Concordia, Engineering, Computer Science and Visual Arts Integrated Complex Building (EV) – EV_Atrium (meeting point)

Guided visits to two exhibitions, Centre d’histoire de Montréal (bilingual – bilingue)

The Centre d’histoire de Montréal presents Dans le Griff that takes visitors into the neighbourhood of Griffintown, as depicted through the lives and memories of the Mercier family. Their life stories will take participants down the streets of an industrial sector that has undergone quite a metamorphosis. Griffintown is one of the oldest industrial and working-class neighbourhoods in Montreal.

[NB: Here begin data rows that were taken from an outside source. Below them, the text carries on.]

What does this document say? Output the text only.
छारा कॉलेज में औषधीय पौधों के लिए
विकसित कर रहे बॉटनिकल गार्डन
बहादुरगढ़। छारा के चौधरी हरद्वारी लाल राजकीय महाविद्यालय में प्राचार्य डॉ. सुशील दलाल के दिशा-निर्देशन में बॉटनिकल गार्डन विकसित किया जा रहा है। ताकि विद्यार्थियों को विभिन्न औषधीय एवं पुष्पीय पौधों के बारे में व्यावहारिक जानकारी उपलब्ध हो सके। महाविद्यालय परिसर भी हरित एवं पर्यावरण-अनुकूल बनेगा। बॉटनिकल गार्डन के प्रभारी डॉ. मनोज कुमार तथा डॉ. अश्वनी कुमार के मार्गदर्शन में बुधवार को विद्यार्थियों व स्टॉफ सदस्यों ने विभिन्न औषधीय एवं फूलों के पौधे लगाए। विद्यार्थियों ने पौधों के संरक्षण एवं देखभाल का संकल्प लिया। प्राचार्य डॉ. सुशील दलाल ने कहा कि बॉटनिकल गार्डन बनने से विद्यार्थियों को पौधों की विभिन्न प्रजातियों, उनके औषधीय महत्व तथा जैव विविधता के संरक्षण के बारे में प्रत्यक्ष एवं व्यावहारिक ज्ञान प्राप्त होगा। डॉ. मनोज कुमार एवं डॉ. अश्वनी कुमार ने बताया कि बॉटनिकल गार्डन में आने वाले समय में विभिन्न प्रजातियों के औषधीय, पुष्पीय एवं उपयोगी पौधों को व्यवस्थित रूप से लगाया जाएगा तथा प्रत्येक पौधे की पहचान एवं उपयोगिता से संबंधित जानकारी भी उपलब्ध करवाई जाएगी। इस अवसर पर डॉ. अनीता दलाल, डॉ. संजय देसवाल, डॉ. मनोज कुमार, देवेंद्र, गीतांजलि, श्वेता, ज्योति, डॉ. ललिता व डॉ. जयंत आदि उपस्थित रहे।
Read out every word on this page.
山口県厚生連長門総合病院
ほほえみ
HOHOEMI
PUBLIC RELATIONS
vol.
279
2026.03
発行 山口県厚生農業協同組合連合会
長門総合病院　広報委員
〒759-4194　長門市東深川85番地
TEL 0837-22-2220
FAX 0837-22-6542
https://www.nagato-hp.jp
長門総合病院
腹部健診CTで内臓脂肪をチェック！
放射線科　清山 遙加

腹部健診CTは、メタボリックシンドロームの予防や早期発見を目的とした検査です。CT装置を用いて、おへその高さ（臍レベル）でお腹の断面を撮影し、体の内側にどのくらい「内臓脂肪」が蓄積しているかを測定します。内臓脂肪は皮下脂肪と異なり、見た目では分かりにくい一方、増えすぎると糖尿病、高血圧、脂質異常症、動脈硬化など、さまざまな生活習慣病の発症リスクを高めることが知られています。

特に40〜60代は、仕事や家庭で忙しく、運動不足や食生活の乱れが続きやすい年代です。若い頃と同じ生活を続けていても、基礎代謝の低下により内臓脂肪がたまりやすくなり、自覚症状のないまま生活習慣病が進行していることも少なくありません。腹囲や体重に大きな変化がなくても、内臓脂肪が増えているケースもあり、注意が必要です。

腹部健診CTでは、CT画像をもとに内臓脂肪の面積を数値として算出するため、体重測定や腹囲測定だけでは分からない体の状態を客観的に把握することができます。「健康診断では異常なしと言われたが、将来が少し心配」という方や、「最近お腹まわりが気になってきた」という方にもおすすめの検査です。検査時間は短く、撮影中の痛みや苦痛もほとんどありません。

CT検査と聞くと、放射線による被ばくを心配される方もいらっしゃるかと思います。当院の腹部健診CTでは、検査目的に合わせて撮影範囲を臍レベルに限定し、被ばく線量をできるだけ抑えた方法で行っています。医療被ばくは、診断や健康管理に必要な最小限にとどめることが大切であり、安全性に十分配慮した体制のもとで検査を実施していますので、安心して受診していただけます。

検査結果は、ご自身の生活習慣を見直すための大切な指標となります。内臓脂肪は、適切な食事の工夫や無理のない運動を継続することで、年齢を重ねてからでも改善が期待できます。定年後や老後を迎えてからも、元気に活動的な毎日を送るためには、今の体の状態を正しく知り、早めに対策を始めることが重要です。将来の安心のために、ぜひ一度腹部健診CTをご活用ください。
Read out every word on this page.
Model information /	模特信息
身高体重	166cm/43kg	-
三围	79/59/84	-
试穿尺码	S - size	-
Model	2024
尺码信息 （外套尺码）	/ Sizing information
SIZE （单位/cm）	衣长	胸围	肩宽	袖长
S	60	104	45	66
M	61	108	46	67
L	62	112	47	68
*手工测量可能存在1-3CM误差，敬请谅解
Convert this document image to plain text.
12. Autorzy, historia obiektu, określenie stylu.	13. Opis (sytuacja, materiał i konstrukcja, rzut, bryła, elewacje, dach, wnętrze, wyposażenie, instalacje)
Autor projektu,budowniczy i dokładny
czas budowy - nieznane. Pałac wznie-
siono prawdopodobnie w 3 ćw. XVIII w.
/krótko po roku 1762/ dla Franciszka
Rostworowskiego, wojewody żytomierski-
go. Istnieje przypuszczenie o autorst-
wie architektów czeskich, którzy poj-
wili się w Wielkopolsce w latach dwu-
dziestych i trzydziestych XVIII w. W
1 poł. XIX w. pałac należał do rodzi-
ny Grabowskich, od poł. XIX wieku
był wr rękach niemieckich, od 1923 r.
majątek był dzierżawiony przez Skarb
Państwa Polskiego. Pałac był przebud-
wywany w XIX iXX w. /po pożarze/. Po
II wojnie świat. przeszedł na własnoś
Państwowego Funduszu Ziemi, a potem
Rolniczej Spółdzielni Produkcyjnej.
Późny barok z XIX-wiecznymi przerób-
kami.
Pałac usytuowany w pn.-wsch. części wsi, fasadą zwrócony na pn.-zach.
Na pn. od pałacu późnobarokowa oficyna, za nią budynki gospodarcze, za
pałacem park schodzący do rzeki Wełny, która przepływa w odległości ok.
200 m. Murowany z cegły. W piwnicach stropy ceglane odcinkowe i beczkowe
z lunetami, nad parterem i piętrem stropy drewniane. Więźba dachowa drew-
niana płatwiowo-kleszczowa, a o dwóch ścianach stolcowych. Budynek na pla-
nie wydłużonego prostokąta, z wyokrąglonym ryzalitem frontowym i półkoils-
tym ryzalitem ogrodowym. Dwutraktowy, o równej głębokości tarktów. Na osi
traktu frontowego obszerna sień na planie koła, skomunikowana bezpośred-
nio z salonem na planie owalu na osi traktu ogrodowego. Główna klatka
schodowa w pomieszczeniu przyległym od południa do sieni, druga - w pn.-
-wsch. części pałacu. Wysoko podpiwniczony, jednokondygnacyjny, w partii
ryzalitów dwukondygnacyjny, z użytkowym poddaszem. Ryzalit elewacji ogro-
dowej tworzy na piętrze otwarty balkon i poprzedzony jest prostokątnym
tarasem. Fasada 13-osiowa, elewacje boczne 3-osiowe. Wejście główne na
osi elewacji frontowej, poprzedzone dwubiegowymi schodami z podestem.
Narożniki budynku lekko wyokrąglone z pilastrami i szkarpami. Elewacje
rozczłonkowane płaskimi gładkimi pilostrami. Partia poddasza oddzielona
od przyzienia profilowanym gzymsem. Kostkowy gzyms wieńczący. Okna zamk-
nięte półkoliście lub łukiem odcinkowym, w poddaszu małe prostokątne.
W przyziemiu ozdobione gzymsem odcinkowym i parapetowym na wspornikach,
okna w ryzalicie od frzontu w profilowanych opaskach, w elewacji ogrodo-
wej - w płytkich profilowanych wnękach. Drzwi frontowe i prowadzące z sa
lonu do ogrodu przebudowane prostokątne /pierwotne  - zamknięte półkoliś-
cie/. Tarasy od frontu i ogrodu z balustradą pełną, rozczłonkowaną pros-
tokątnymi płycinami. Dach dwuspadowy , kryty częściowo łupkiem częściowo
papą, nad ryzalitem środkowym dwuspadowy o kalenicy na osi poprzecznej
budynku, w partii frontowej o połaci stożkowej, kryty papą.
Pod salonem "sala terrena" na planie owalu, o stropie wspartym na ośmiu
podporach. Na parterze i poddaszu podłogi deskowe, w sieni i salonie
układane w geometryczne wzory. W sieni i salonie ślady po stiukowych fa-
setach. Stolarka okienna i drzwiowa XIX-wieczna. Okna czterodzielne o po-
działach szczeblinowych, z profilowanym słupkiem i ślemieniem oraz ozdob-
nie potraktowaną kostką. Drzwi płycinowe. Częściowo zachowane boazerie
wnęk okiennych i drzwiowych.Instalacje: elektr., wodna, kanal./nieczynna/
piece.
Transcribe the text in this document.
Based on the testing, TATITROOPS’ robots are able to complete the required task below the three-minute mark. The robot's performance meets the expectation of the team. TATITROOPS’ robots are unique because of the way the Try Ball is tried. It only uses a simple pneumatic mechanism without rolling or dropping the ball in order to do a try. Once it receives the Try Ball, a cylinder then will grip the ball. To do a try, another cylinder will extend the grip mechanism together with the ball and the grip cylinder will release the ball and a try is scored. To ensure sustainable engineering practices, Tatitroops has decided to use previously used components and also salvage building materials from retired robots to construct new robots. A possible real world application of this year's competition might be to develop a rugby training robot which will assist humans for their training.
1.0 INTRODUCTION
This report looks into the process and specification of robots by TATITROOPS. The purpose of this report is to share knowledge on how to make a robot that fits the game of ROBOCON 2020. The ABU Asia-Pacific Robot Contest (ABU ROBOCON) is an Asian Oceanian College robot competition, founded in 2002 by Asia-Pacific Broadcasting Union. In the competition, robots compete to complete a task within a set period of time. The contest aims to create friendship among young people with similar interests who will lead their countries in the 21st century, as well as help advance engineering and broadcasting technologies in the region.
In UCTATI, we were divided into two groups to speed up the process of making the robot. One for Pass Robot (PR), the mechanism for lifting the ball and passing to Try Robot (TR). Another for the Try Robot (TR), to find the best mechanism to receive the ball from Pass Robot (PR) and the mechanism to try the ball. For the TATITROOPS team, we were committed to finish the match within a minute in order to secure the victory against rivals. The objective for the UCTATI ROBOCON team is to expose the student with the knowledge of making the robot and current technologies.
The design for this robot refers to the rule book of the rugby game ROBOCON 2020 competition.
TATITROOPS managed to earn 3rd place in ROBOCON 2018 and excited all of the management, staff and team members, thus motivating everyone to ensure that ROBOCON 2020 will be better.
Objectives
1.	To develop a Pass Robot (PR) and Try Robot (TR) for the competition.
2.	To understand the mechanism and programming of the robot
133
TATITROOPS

In the forefront is the work of G. Scott MacLeod, including the oral histories he collected as part of his documentary project, as well as his visual art.

Scandal! Vice, Crime and Morality in Montreal, 1940-1960: Canada’s largest city in the mid-20th century, Montreal was, as still is, a port city and a transportation, business, and immigration hub. In the early 1920s, Montreal acquired the reputation of being a city of pleasure.

Registration required : patrimoine@uqam.ca

Free

Autour de Concordia. Au cœur du Golden Square Mile : explorations de luttes patrimoniales

Tuesday June 7  7:30 AM to 8:45 AM

Concordia, Engineering, Computer Science and Visual Arts Integrated Complex Building (EV) – EV_Atrium (meeting point)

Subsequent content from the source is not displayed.